The print you see above, signed by F. Rufuer, shows a far-off view looking down on Bamberg. The subtle colors suggest a peaceful day, and you can see the distant cathedrals and monasteries atop the hill. Even in this print you can see that the town is filled with beautiful architecture.
The first recorded mention of Bamberg was in the year 902, and today its medieval city layout can still be recognized.
In the 17th century, the wave of witch trials and mass hysteria found itself caught in Bamberg, where the famous Drudenhaus was built in 1627, a “witch prison” that was the site of many witch trials and executions. Johannes Junius, one such person accused of witchcraft, made a name for himself in Drudenhaus after confessing to witchcraft under torture then writing a letter to his daughter prior to his execution admitting that he had been forced into a confession of witchcraft. His letter is one of the most valuable records of the witchcraft trials.
Today, Bamberg is a pleasant town with old roots. It is not among the most popular tourist destinations in Europe, but for those who do visit, it has pleasant medieval architecture and countless historical sights.

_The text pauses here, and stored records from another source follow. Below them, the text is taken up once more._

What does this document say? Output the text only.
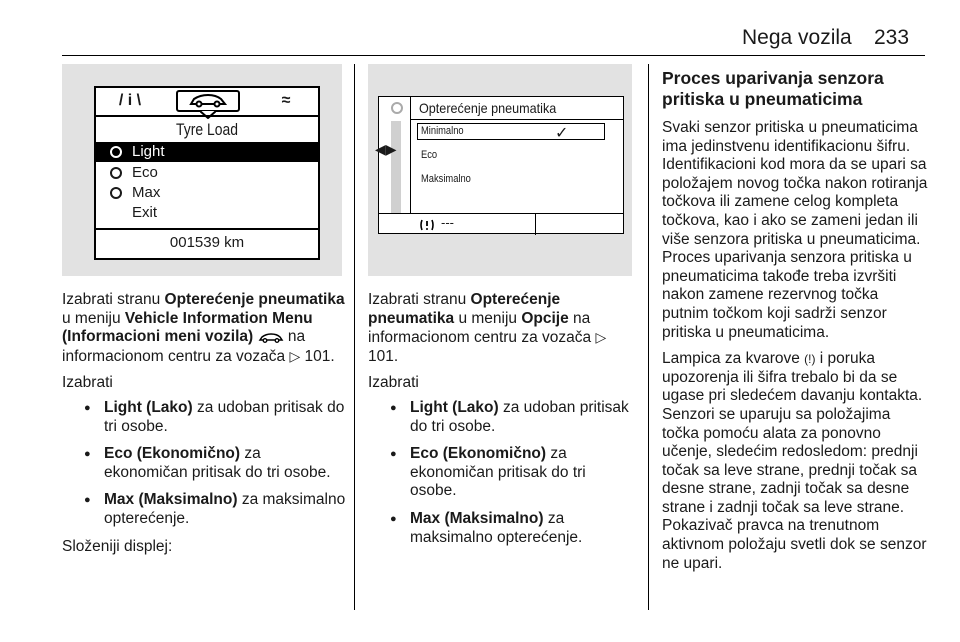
Nega vozila 233
/ i \	≈
Tyre Load
Light
Eco
Max
Exit
001539 km
Opterećenje pneumatika
Minimalno	✓
Eco
Maksimalno
◀▶
---

Izabrati stranu Opterećenje pneumatika u meniju Vehicle Information Menu (Informacioni meni vozila)  na informacionom centru za vozača ▷ 101.

Izabrati

● Light (Lako) za udoban pritisak do tri osobe.
● Eco (Ekonomično) za ekonomičan pritisak do tri osobe.
● Max (Maksimalno) za maksimalno opterećenje.

Složeniji displej:

Izabrati stranu Opterećenje pneumatika u meniju Opcije na informacionom centru za vozača ▷ 101.

Izabrati

● Light (Lako) za udoban pritisak do tri osobe.
● Eco (Ekonomično) za ekonomičan pritisak do tri osobe.
● Max (Maksimalno) za maksimalno opterećenje.
Proces uparivanja senzora pritiska u pneumaticima

Svaki senzor pritiska u pneumaticima ima jedinstvenu identifikacionu šifru. Identifikacioni kod mora da se upari sa položajem novog točka nakon rotiranja točkova ili zamene celog kompleta točkova, kao i ako se zameni jedan ili više senzora pritiska u pneumaticima. Proces uparivanja senzora pritiska u pneumaticima takođe treba izvršiti nakon zamene rezervnog točka putnim točkom koji sadrži senzor pritiska u pneumaticima.

Lampica za kvarove (!) i poruka upozorenja ili šifra trebalo bi da se ugase pri sledećem davanju kontakta. Senzori se uparuju sa položajima točka pomoću alata za ponovno učenje, sledećim redosledom: prednji točak sa leve strane, prednji točak sa desne strane, zadnji točak sa desne strane i zadnji točak sa leve strane. Pokazivač pravca na trenutnom aktivnom položaju svetli dok se senzor ne upari.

One of its most notable attractions is its brewing industry. Unlike other German breweries that each have their own distinct beer styles, Bamberg’s brewing style cannot be categorized as easily. There are about 300 breweries within a fifty-mile radius of the town, most of which are very small and deliver to only a few pubs.
Bamberg, Germany has left behind its chaotic periods of history, but it remains a fascinating look at how the past forms the present. Why not take a little trip and sip a local brew while admiring the architecture in this one-of-a-kind town?